Montréal a réussit à limiter les départs entre juillet 2014 et juillet 2015. Si 38 188 personnes ont choisi de s’établir à Montréal, la métropole a tout de même vu partir 52 771 résidents.

Même si l’exode tend à ralentir, les données de l’Institut de la statistique du Québec montrent que ce sont toujours les jeunes familles qui préfèrent la banlieue à la ville.

«C’est le groupe qui a tendance à migrer davantage, mais on note que même chez les 25-44 ans et les 0-14 ans, il y a eu un essoufflement des départs», explique Martine Saint-Amour, démographe à l’Institut.

Mme Saint-Amour souligne d’ailleurs que le ralentissement de l’exode a des répercussions dans les couronnes nord et sud de Montréal.

«Les régions adjacentes comme Laval et Lanaudière subissent les contrecoups de cette baisse du nombre de sortants de Montréal. On voit qu’au cours des dernières années, les gains de résidents sont beaucoup moins importants», souligne-t-elle.

Les 15-24 ans, qui représentent la tranche de résidents étudiants, est celle qui demeure la plus stable.

Fidélisation des familles

La Ville de Montréal estime que la révision des critères de son programme d’accès à la propriété l’an dernier fait effet.

«On a un plan de fidélisation des familles depuis cinq ans et sans dire qu’il stoppe l’exode on voit qu’il contribue à le diminuer», fait valoir Russell Copeman, responsable de l’habitation au comité exécutif de la Ville.
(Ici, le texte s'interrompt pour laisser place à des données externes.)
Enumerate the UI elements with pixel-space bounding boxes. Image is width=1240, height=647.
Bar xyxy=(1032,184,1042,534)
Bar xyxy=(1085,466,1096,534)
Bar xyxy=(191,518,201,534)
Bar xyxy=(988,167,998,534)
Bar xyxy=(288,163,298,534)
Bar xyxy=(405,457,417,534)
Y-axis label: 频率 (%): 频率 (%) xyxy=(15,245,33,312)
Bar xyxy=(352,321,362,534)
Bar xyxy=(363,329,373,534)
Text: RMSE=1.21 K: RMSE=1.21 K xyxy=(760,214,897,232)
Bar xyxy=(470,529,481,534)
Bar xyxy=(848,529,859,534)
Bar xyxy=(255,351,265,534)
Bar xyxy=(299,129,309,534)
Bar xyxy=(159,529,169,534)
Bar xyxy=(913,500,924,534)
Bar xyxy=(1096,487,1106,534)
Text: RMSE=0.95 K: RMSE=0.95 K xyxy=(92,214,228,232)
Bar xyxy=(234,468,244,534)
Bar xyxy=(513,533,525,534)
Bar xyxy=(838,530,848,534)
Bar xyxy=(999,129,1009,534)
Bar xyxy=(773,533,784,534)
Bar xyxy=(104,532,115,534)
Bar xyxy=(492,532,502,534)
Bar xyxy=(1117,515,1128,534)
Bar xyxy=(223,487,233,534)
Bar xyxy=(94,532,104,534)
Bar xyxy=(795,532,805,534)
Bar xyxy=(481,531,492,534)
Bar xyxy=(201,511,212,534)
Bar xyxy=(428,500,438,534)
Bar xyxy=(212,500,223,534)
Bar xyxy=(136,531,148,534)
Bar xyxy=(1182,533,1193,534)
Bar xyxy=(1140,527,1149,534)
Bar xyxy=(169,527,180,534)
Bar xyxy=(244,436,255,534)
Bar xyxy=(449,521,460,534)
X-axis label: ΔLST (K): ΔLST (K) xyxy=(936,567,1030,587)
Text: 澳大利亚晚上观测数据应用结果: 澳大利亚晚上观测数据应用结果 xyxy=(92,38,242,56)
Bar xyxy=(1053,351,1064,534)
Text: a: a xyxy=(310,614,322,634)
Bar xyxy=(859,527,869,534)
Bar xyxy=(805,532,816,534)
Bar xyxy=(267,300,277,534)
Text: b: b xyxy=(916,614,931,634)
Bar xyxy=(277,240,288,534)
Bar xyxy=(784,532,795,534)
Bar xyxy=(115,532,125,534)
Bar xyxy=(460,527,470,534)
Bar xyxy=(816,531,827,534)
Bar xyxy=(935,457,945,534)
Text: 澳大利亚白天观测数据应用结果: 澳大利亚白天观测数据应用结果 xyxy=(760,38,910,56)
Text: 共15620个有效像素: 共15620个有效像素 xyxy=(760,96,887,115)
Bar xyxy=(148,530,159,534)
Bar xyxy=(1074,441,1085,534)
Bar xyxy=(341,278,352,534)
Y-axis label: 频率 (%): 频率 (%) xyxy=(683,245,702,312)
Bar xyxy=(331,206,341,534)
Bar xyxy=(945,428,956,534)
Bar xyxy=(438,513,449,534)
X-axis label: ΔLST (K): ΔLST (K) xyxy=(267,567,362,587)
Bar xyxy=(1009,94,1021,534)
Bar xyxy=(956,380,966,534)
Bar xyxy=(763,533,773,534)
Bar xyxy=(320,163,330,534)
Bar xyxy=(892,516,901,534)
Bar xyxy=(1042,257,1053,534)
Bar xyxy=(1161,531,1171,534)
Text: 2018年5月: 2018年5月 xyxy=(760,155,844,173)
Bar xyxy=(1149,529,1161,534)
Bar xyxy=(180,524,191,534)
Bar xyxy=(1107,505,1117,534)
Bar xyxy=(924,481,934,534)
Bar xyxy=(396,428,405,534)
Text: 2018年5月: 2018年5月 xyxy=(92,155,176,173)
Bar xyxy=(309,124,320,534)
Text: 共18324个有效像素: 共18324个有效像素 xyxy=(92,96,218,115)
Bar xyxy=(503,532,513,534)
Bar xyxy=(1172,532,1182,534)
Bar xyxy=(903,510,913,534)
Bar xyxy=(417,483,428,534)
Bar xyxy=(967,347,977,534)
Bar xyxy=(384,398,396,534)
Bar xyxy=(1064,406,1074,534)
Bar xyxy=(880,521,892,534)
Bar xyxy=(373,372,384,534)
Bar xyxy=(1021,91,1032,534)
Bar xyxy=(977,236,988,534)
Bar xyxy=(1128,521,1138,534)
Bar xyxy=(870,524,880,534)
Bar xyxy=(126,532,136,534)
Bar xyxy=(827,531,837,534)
En 2015, le programme de subvention pour la fidélisation des familles a été revu. Le prix d'achat maximum permis pour les bâtiments résidentiels unifamiliaux est passé de 400 000$ à 450 000$ ainsi que pour les duplex, qui passera de 450 000$ à 475 000$.

Pour les triplex, la Ville conservera le prix d'achat admissible à 490 000 $.

«La diminution des départs des familles avec de jeunes enfants est notable, on parle d’une diminution de 2,8%», mentionne M. Copeman.

Même si la tendance des pertes migratoires est à la baisse, la Ville n’a pas l’intention de bonifier son programme.

«Il sera révisé lorsque nécessaire, mais pour le moment rien n’est prévu pour la prochaine année», confirme M. Copeman.

L’hémorragie toujours présente

Pour l’Opposition officielle, il est trop tôt pour se réjouir de ce ralentissement.

Selon Projet Montréal, la métropole doit cesser d’être un lieu de passage et devenir l’endroit où les gens décident de s’établir.

«Si on se rassure de ça, c’est qu’on abdique. Il faut que Montréal inverse la tendance, qu’elle soit plus robuste au niveau de ses programmes et tant qu’on ne verra pas que les mouvements migratoires sont en hausse pour Montréal, on n’aura pas atteint l’objectif», dit Éric Alan Caldwell, conseiller chez Projet Montréal.